In our continuing series on tapping thought leaders about the “Future of Audio” today we talk with the President and CEO of the Consumer Technology Association Gary Shapiro and later on to put a rap on this edition we talk with Steve Goldstein.
Every year many of us make the pilgrimage to CES in Las Vegas to see the future and Gary and his team provide a tremendous backdrop to the world around us and how we can best adjust for the ride.
BK: As an observer of the intersection of media and tech how should radio be focused on its digital future?
GS: I grew up listening to radio! My mother would listen to radio talk show programs whenever she had the chance, and she always told me “If I learn one thing for each hour of listening it’s worth it.” Radio doesn’t just entertain; it also helps quench people’s thirst for knowledge.

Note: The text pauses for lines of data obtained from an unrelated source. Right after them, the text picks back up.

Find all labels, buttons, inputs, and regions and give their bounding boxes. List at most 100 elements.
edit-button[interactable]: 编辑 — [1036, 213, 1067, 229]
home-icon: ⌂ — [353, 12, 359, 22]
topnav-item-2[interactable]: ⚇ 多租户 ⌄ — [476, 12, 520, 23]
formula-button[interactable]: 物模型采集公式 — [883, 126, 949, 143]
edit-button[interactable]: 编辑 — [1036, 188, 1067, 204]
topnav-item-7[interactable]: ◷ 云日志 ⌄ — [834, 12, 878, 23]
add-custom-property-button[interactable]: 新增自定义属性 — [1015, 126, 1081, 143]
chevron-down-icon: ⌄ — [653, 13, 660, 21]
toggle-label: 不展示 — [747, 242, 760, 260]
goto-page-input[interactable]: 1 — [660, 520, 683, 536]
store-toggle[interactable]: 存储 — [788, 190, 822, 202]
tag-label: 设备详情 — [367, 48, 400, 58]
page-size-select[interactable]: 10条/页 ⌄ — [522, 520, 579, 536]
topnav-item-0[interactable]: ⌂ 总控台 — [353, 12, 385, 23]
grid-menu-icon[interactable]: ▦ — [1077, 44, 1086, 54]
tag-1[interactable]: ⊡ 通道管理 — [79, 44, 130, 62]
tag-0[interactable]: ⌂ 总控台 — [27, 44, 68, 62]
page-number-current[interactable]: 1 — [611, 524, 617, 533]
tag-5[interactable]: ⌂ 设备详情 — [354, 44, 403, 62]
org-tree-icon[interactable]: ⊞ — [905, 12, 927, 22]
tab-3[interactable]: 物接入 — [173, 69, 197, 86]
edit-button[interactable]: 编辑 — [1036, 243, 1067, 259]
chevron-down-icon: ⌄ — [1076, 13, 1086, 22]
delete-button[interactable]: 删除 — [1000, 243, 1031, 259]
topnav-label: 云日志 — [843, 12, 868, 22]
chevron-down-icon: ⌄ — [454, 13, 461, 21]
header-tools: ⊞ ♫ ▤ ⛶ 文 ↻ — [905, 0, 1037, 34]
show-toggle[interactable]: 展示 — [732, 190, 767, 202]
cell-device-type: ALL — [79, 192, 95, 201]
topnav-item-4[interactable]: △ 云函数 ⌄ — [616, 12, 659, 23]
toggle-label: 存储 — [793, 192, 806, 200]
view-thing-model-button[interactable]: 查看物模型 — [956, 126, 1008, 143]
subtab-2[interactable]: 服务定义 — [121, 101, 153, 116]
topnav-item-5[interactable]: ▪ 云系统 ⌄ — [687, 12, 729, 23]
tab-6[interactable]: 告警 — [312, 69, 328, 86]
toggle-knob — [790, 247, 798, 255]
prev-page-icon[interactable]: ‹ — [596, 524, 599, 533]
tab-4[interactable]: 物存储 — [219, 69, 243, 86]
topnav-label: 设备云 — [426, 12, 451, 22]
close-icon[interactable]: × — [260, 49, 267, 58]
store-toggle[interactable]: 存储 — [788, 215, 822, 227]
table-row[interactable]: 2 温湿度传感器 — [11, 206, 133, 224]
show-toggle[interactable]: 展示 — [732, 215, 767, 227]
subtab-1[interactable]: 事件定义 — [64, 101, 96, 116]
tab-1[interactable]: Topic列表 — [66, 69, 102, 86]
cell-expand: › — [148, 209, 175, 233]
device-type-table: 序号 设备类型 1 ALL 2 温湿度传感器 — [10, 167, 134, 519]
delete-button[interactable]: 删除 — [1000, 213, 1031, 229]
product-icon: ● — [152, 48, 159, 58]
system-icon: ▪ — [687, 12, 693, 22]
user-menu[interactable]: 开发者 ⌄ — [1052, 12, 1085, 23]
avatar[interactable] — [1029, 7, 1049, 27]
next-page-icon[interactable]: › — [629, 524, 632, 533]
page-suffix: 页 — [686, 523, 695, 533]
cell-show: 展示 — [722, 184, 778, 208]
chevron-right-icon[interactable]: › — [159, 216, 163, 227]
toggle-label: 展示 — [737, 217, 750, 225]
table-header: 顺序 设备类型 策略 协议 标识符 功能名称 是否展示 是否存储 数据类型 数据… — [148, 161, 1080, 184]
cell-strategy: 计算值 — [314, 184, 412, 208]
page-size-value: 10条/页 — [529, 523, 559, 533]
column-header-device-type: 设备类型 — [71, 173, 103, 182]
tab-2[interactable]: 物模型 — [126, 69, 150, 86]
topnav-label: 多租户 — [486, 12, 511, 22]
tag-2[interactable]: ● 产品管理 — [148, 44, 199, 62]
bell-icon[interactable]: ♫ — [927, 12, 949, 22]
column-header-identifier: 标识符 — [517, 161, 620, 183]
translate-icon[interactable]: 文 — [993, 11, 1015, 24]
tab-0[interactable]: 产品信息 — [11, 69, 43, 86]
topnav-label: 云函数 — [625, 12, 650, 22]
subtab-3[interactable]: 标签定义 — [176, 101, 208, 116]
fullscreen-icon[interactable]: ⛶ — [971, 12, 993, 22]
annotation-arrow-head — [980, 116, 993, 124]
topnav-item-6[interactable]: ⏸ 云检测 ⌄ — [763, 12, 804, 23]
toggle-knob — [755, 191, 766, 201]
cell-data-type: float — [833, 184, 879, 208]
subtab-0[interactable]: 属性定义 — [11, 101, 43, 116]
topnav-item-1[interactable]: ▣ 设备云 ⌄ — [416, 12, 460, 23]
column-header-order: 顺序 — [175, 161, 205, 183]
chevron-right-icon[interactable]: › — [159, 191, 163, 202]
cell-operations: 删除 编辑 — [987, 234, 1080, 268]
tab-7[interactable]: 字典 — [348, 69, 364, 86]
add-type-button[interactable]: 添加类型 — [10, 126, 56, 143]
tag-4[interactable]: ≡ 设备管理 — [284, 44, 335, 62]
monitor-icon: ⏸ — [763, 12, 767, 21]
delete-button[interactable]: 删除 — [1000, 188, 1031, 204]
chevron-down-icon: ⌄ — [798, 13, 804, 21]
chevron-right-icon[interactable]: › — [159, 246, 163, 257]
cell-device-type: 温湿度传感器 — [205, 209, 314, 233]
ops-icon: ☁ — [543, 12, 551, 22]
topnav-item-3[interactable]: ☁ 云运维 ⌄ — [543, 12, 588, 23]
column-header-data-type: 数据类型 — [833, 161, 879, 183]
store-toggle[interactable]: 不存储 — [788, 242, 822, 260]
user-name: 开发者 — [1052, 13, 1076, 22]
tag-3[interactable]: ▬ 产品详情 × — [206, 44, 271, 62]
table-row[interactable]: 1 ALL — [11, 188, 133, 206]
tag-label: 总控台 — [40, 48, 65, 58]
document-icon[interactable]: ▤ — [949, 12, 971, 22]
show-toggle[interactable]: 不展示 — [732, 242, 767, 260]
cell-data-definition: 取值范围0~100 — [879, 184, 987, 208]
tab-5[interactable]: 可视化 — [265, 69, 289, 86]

Radio stations need to support a variety of listening mediums-such as voice assistants and smart speakers. Like retailers, radio stations need to go omnichannel. Streaming on the internet is understood, but support for social media and podcasts are critical to maintain an audience and keep them tuned in.
BK: What are the key leadership challenges for the next five years for those in the audio business and specifically for those in the radio business?
GS: Audio businesses have experienced growth in recent months driven by innovations in streaming services and wireless audio.
According to Consumer Technology Association’s twice yearly, U.S. Consumer Technology Sales and Forecasts report, future growth will come from skyrocketing popularity of streaming services and wireless earbuds among other 5G connectivity and artificial intelligence (AI)-enabled devices driving innovation for the U.S. consumer tech industry.
Bright spots in audio include on-demand music services including Apple Music, Pandora and Spotify which will total 9 billion in revenue-with room to grow as consumers adopt smart speakers and wireless earbuds.
Speaking of smart speakers and voice that’s a nice transition to a conversation with Steve Goldstein, the Founder of Amplifi Media about the Future of Audio.
BK: What is Radio’s opportunity in the future when it comes to voice and its growth and evolution?
SG: Radio needs to master voice. Over 20% of searches are voice-based. That’s over 250 billion searches.
Most occur on mobile devices where radio has low penetration. So that’s worth thinking about. As Voice moves into the car, radio is not just 50 local stations, but a word or phrase away from 900,000 podcasts, giant streaming serves like Spotify and Amazon Music, 100,000 radio stations-in short any type of audio one can imagine.
It’s tricky. It’s not linear. Radio needs to get in front of a shift in how people interact with devices.